There are many ways to look at the emerging autonomous vehicle market landscape. I like to keep my own view of it as simple as possible by breaking it down into three segments.
The segment that grabs the lion’s share of the attention is the one for new-build vehicles. This is of course no surprise given the huge investments that all the world’s auto manufacturers are making into integrating semi-autonomous driver assistance and features into their latest models and developing fully-autonomous vehicles in the future. Then of course there’s Tesla, the big daddy of them all. Despite its miniscule market share, it certainly leads the rest of the industry in terms of consumer perception because of the superior user experience its vehicles deliver.
The new-build market stands at roughly 90 million units, comprising around 70 million passenger cars and 20 million commercial vehicles. While intelligent driver assistance and safety features can generally only be found in higher-end models or sold as add-ons, it’s a reasonable bet that they will become standard over the next decade due to a combination of lower costs, stricter road safety laws, and intense competition. Indeed by 2030, the electronics for myriad driver assistance, safety, engine control, environment, passenger comfort, and infotainment applications will account for 50% of the overall cost of a vehicle — compared to 35% in 2020.
Figuring out the size of the segment for next-generation ADVs (Autonomous Delivery Vehicles) and LSEVs (Low-Speed Electric Vehicles) for last-mile goods delivery and people carrying applications is next-to-impossible at this stage given that it’s still in the nascent stage. However, judging by the large investments being made by major online platforms such as Meituan and Cainiao in China and Amazon in the US in the development of driverless last-mile logistics services, the potential is huge. The dynamic of this segment will also be very different to the traditional auto industry because it will primarily be based on the provision of services rather than individual purchases.

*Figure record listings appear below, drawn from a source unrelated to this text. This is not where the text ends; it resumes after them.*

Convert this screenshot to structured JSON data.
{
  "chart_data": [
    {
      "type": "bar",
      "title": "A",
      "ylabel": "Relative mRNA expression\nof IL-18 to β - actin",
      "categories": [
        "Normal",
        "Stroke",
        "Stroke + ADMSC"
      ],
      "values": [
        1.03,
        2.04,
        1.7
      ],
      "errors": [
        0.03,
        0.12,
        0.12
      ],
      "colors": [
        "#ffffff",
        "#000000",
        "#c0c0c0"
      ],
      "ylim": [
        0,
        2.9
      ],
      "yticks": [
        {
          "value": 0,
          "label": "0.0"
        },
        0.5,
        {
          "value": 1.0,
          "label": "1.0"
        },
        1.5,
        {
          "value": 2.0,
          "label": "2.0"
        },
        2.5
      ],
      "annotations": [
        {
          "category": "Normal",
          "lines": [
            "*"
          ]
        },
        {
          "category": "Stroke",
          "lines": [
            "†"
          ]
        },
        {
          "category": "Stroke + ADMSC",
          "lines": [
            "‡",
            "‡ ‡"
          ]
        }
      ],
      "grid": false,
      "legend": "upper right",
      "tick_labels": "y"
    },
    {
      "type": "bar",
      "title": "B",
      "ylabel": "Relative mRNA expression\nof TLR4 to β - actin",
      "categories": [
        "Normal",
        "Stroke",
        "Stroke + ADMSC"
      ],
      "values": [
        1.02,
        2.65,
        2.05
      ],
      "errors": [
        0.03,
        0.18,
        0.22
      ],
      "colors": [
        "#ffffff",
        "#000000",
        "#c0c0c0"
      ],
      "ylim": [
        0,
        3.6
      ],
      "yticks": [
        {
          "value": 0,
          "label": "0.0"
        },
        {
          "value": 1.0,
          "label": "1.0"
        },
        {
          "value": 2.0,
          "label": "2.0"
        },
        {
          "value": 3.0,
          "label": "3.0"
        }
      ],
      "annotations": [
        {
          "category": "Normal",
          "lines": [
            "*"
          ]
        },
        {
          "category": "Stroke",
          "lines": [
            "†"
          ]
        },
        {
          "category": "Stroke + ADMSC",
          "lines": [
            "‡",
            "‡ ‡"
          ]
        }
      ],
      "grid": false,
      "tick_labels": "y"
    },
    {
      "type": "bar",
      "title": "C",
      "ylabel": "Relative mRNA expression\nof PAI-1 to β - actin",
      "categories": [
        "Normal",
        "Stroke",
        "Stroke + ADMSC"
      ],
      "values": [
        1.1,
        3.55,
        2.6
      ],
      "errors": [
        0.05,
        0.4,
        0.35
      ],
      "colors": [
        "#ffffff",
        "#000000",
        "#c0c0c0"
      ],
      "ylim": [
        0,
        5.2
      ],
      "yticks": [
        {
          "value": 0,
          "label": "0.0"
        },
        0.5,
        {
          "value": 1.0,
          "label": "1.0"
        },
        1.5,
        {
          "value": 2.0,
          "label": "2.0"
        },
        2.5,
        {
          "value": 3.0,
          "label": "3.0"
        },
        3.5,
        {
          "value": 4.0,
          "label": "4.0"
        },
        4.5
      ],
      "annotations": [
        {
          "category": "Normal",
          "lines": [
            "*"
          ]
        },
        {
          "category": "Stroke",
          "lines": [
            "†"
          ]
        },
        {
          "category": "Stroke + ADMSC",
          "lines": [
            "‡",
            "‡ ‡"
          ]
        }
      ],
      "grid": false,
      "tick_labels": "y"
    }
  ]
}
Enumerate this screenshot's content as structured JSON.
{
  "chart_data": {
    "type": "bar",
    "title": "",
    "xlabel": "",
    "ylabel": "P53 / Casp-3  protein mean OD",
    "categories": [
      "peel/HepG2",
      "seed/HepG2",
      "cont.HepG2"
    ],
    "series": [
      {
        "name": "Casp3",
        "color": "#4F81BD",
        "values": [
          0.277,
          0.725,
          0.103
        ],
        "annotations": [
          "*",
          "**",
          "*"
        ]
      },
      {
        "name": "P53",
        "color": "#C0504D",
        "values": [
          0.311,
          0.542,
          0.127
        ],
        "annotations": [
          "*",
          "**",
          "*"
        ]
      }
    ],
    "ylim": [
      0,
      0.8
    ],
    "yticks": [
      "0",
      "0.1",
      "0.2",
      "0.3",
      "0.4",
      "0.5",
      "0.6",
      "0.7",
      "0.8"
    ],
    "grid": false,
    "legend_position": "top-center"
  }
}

As an additional data point, around 1.75 million LSEVs were manufactured in China in 2017. Given the growing demand for cheap and environmentally-friendly replacements for heavily-polluting tuk tuks in the congested cities of SE Asia, India, and Africa, the growth potential for this new class of vehicles is very exciting. Other opportunities for growth include rural areas underserved by public transportation and urban areas in which the use of traditional cars is banned.
The third and final segment of the market comprises on-the-road vehicles that will require the integration of intelligent driver assistance systems to boost vehicle safety, maneuverability and efficiency — not to mention reducing insurance costs by preventing “cash for crash” scams. This segment is highly-fragmented, covering everything from low-cost dashcams to highly-sophisticated ADAS and Surround View systems for inner city buses and mining rigs. It’s also one that’s ripe with opportunities as governments worldwide roll out ever stricter laws to reduce injuries and fatalities caused by road accidents and businesses and consumers realize the efficiency and safety benefits that these smart new autonomous driving technologies will bring.
Given the massive size of the auto market and the disruptive impact that advances in battery, autonomous driving, and myriad other technologies are having on it, it’s no surprise that so many different companies from multiple industries are targeting it from many different entry points — or that a legion of analysts, journalists, consultants, and sundry other experts are issuing a constant stream of reports examining the implications of this seismic shift not just on the industry itself but also on the global socio-economic fabric.
My goal with these posts is more modest: to share our experiences at VIA as we accelerate the roll-out of our VIA Mobile360 systems and platforms into this incredibly dynamic market.